A maioria dos moradores trabalha no serviço público, em pequenos estabelecimentos comerciais ou ainda em pequenas propriedades agrícolas. Os próprios moradores reconhecem as dificuldades enfrentadas pelo município. O encanador Louridi Cândido Brás, 37 anos, que trabalha para a prefeitura, garante que, se a cidade não sair desse isolamento, a tendência é piorar. "Ninguém se interessa em vir para cá fazer investimento. Desse jeito, a coisa não anda. Dependemos diretamente de outras cidades para quase tudo", afirma.

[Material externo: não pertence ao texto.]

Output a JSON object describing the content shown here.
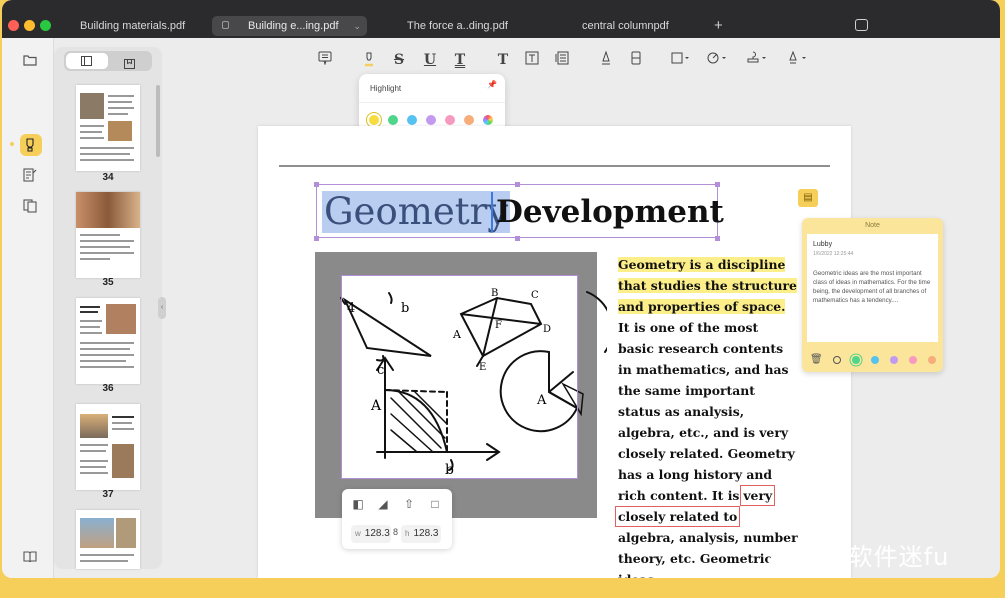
{
  "tabs": [
    {
      "label": "Building materials.pdf"
    },
    {
      "label": "Building e...ing.pdf"
    },
    {
      "label": "The force a..ding.pdf"
    },
    {
      "label": "central columnpdf"
    }
  ],
  "tab_add": "+",
  "thumbnails": [
    {
      "page": "34"
    },
    {
      "page": "35"
    },
    {
      "page": "36"
    },
    {
      "page": "37"
    }
  ],
  "popover": {
    "title": "Highlight",
    "colors": [
      "#f6dc3c",
      "#4fd68a",
      "#56c2f0",
      "#c39af0",
      "#f79ac0",
      "#f6ad7a",
      "rainbow"
    ]
  },
  "document": {
    "heading_selected": "Geometry",
    "heading_rest": "Development",
    "highlighted_text": "Geometry is a discipline that studies the structure and properties of space.",
    "body_text_1": " It is one of the most basic research contents in mathematics, and has the same important status as analysis, algebra, etc., and is very closely related. Geometry has a long history and rich content. It is",
    "boxed_text": "very closely related to",
    "body_text_2": " algebra, analysis, number theory, etc. Geometric ideas"
  },
  "crop_toolbar": {
    "width_label": "w",
    "width_value": "128.3",
    "height_label": "h",
    "height_value": "128.3",
    "link_glyph": "8"
  },
  "note": {
    "header": "Note",
    "author": "Lubby",
    "timestamp": "1/6/2022 12:25:44",
    "text": "Geometric ideas are the most important class of ideas in mathematics. For the time being, the development of all branches of mathematics has a tendency....",
    "colors": [
      "#4fd68a",
      "#56c2f0",
      "#c39af0",
      "#f79ac0",
      "#f6ad7a"
    ]
  },
  "watermark": "知乎 @软件迷fu",
  "accent_color": "#f6cf5a"
}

A esposa dele, Rosenilda Brás, 31 anos, diz que o preço dos produtos acaba sendo muito elevado. "A gente consegue comprar cinco quilos de arroz em outra cidade por quase R$ 7. Aqui, o preço chega a R$ 10. É tudo mais caro porque é difícil vir produto para cá."
Segundo o chefe de gabinete da prefeitura, José Paulo Bitencourt, o município sobrevive basicamente do Fundo de Participação de Municípios (FPM), que destina cerca de R$ 750 mil por mês. "Desse jeito a gente não consegue investir em quase nada. Temos aproximadamente dois mil quilômetros de estradas sem pavimentação e que precisam de manutenção. Mas nem maquinário suficiente nós temos", diz. "Sem acesso pavimentado, as indústrias não vêm. Dessa forma, o índice de pobreza cresce, e nosso IDH não melhora."
Vale do Ribeira sofre com altas taxas de pobreza
Um estudo realizado pelo Instituto Paranaense de Desenvolvimento Econômico e Social (Ipardes), em 2007, diagnosticou que toda a região do Vale do Ribeira, que compreende sete municípios (Adrianópolis, Bocaiuva do Sul, Cerro Azul, Doutor Ulysses, Itaperuçu, Rio Branco do Sul e Tunas do Paraná) convive com problemas sociais e econômicos. Segundo o estudo, todos os municípios apresentavam taxas de pobreza extremamente elevadas, que chegam a alcançar o dobro da média estadual.
"A forte predominância de população rural contribui para a maior concentração de famílias pobres nessas áreas. Com grandes proporções, destacam-se: Doutor Ulysses, com 95,5%, e Adrianópolis e Cerro Azul, nos quais mais de 80% das famílias pobres são rurais", aponta o levantamento.
De acordo com o Ipardes, Doutor Ulysses apresentou as maiores proporções de crianças que trabalham. Na faixa de 10 a 13 anos chegou a atingir 43,7%, e no grupo de 14 a 17 anos, um índice de 66,3%. Acompanharam esses níveis os municípios de Bocaiuva do Sul e Cerro Azul, onde a proporção dos ocupados é superior a 30%.
O Produto Interno Bruto (PIB) do território do Ribeira somou R$ 675,2 milhões em 2004, o que correspondeu a 0,6% do total das riquezas geradas pelo estado. Em 2000, a participação da região no produto paranaense atingiu 0,8%, o que evidencia o declínio da representatividade econômica do território nos últimos anos. Cerro Azul, Adrianópolis e Tunas do Paraná estão entre as dez cidades que menos avançaram na última década e praticamente estagnaram no porcentual de pobreza, com índices acima de 38%.
Saneamento
Outro problema é a parcela de domicílios sem tratamento de esgoto. Para tentar melhorar a infraestrutura, Doutor Ulysses aposta, primeiramente, no saneamento básico. A prefeitura pretende instalar até dezembro deste ano a Estação de Tratamento de Água e Esgoto. "Queremos acabar com as valetas a céu aberto. As ligações nas residências estão prontas. Falta concluirmos a estação", explica o chefe de gabinete José Paulo Bitencourt.